Alors que le pays se débat toujours avec la crise économique, il suffisait d’un rien pour mettre le feu à l’Allemagne : et l’étincelle est toute trouvée, avec la fin des subventions sur le diesel et de divers allégements fiscaux à destination du monde agricole. Le lundi 8 janvier, répondant à l’appel de leur syndicat (DBV), des milliers d’agriculteurs/trices ont commencé à bloquer les routes et les centres-villes, entrainant des perturbations jusqu’en Alsace.
Sur les pancartes, des slogans tels que « Il ne faut jamais oublier que ce sont nous, les agriculteurs, qui produisons la nourriture », ou « No farmer, no food, no futur ». Ainsi, les manifestant(e)s entendent dénoncer ce qu’ils/elles perçoivent comme la destruction du monde agricole. Si la question du diesel a allumé l’incendie, c’est un malaise beaucoup plus profond qu’expriment les exploitant(e)s agricoles.
L’agriculture allemande connait de profondes transformations dans son modèle économique. Une dizaine d’exploitations disparaissent chaque jour dans le pays, et l’ensemble du monde agricole subit l’augmentation des coûts de l’énergie.
En parallèle, le virage écologique voulu par les pouvoirs publics passe mal auprès des agriculteurs/trices qui dénoncent une volonté de les contrôler. La crise aurait pu se limiter à des questions de politique agricole, mais ce mouvement est devenu en quelques jours le fer de lance de la contestation du gouvernement d’Olaf Scholz, le chancelier allemand. Selon un sondage, sept Allemands sur dix soutiendraient la grève.
Entre crise économique et austérité, un gouvernement contraint
Longtemps moteur de l’économie allemande, les exportations industrielles sont en baisse depuis la crise sanitaire. La situation économique, déjà tendue, s’est encore dégradée avec la guerre en Ukraine et la hausse des prix de l’énergie.
En 2023, le pays affiche une légère récession à -0,3% du PIB et l’inflation des denrées alimentaires s’établit à 4,5%. L’économie et les ménages souffrent, le mécontentement s’installe. Le gouvernement, de son côté, devait trouver 17 milliards d’euros pour boucler le budget fédéral, Olaf Scholz, déjà impopulaire, est contraint de pratiquer l’austérité.
C’est dans ce contexte que s’est décidé la fin des subventions sur le diesel ainsi que la suppression de certains avantages fiscaux des agriculteurs/trices.

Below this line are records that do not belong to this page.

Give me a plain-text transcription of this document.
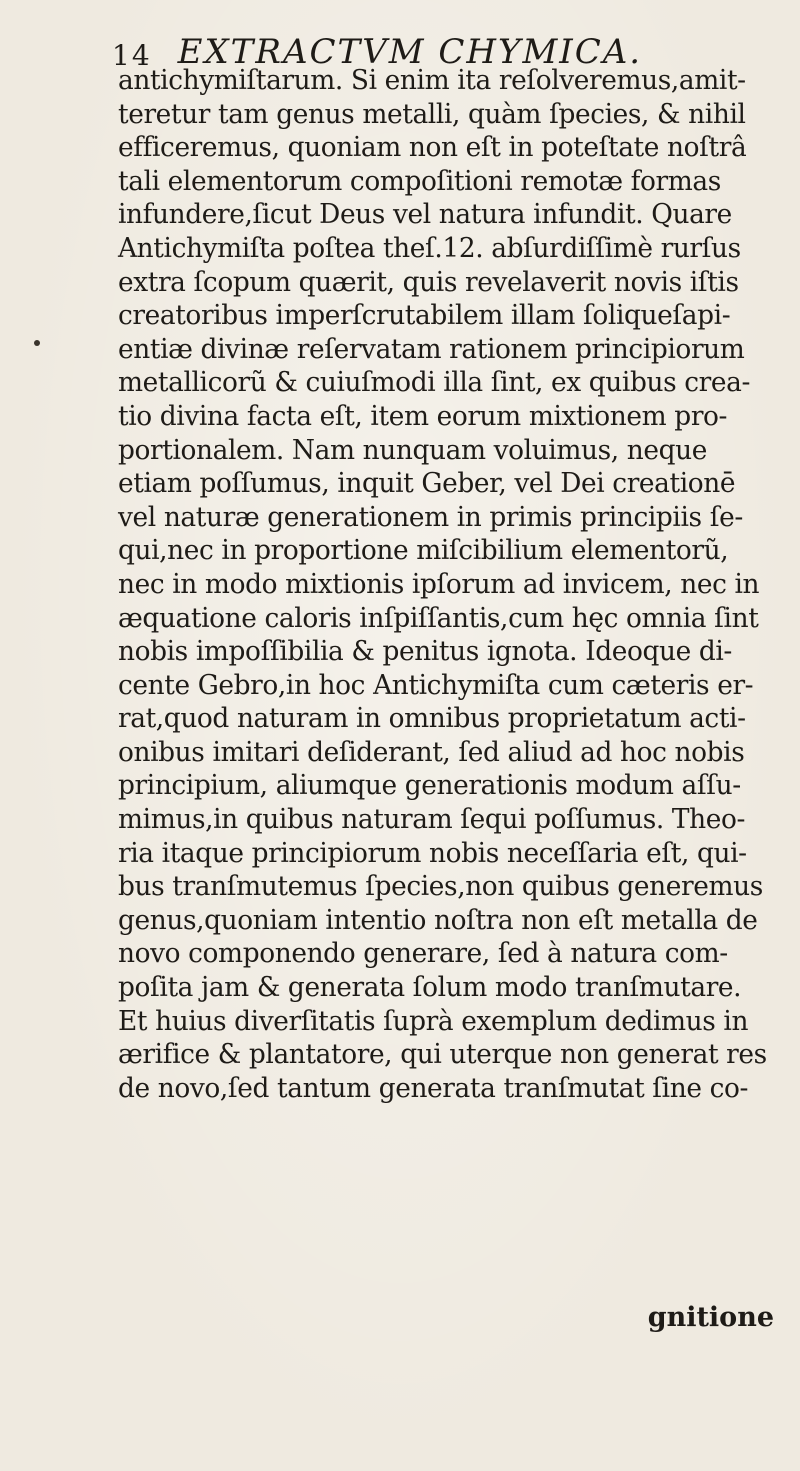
14 EXTRACTVM CHYMICA.
antichymiſtarum. Si enim ita reſolveremus,amit-
teretur tam genus metalli, quàm ſpecies, & nihil
efficeremus, quoniam non eſt in poteſtate noſtrâ
tali elementorum compoſitioni remotæ formas
infundere,ſicut Deus vel natura infundit. Quare
Antichymiſta poſtea theſ.12. abſurdiſſimè rurſus
extra ſcopum quærit, quis revelaverit novis iſtis
creatoribus imperſcrutabilem illam ſoliqueſapi-
entiæ divinæ reſervatam rationem principiorum
metallicorũ & cuiuſmodi illa ſint, ex quibus crea-
tio divina facta eſt, item eorum mixtionem pro-
portionalem. Nam nunquam voluimus, neque
etiam poſſumus, inquit Geber, vel Dei creationē
vel naturæ generationem in primis principiis ſe-
qui,nec in proportione miſcibilium elementorũ,
nec in modo mixtionis ipſorum ad invicem, nec in
æquatione caloris inſpiſſantis,cum hęc omnia ſint
nobis impoſſibilia & penitus ignota. Ideoque di-
cente Gebro,in hoc Antichymiſta cum cæteris er-
rat,quod naturam in omnibus proprietatum acti-
onibus imitari deſiderant, ſed aliud ad hoc nobis
principium, aliumque generationis modum aſſu-
mimus,in quibus naturam ſequi poſſumus. Theo-
ria itaque principiorum nobis neceſſaria eſt, qui-
bus tranſmutemus ſpecies,non quibus generemus
genus,quoniam intentio noſtra non eſt metalla de
novo componendo generare, ſed à natura com-
poſita jam & generata ſolum modo tranſmutare.
Et huius diverſitatis ſuprà exemplum dedimus in
ærifice & plantatore, qui uterque non generat res
de novo,ſed tantum generata tranſmutat ſine co-
gnitione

Chez ces derniers/ières domine le sentiment que le gouvernement finance, sur leur dos, le retour à l’équilibre budgétaire, sans tenir compte de leurs difficultés.
Malgré la proposition du gouvernement de reporter la mesure, l’Union des agriculteurs allemands (DBV) a lancé la grève et se retrouve en position de force après seulement huit jours de blocage.
Vers une crise politique ?
Après leur démonstration de force à Berlin le lundi 15 janvier, les agriculteurs/trices entendent négocier l’annulation pure et simple de la mesure gouvernementale. Les plus radicaux/ales espérant, même, avoir la démission des ministres écologistes de la coalition gouvernementale.
En parallèle, les cheminot(e)s ont fait grève pendant trois jours la semaine dernière pour obtenir des augmentations de salaire, tenant compte de l’inflation. Des appels à la mobilisation tournent déjà dans d’autres secteurs : l’hôtellerie-restauration, le transport maritime et chez les artisan(e)s.
Dans le paysage politique, le parti d’extrême droite Alternative für Deutschland (AfD) essaye de surfer sur la contestation quand des groupes nationalistes multiplient les appels à l’insurrection. Le gouvernement allemand, au plus bas dans les sondages, tente d’endiguer ces contestations qui pourraient se multiplier si l’Allemagne ne retrouve pas rapidement sa situation économique avantageuse, gage de stabilité sociale !
Bref, une actualité à suivre de près. Car qui sait comment ces mouvements impacteront l’Alsace à moyen et long terme.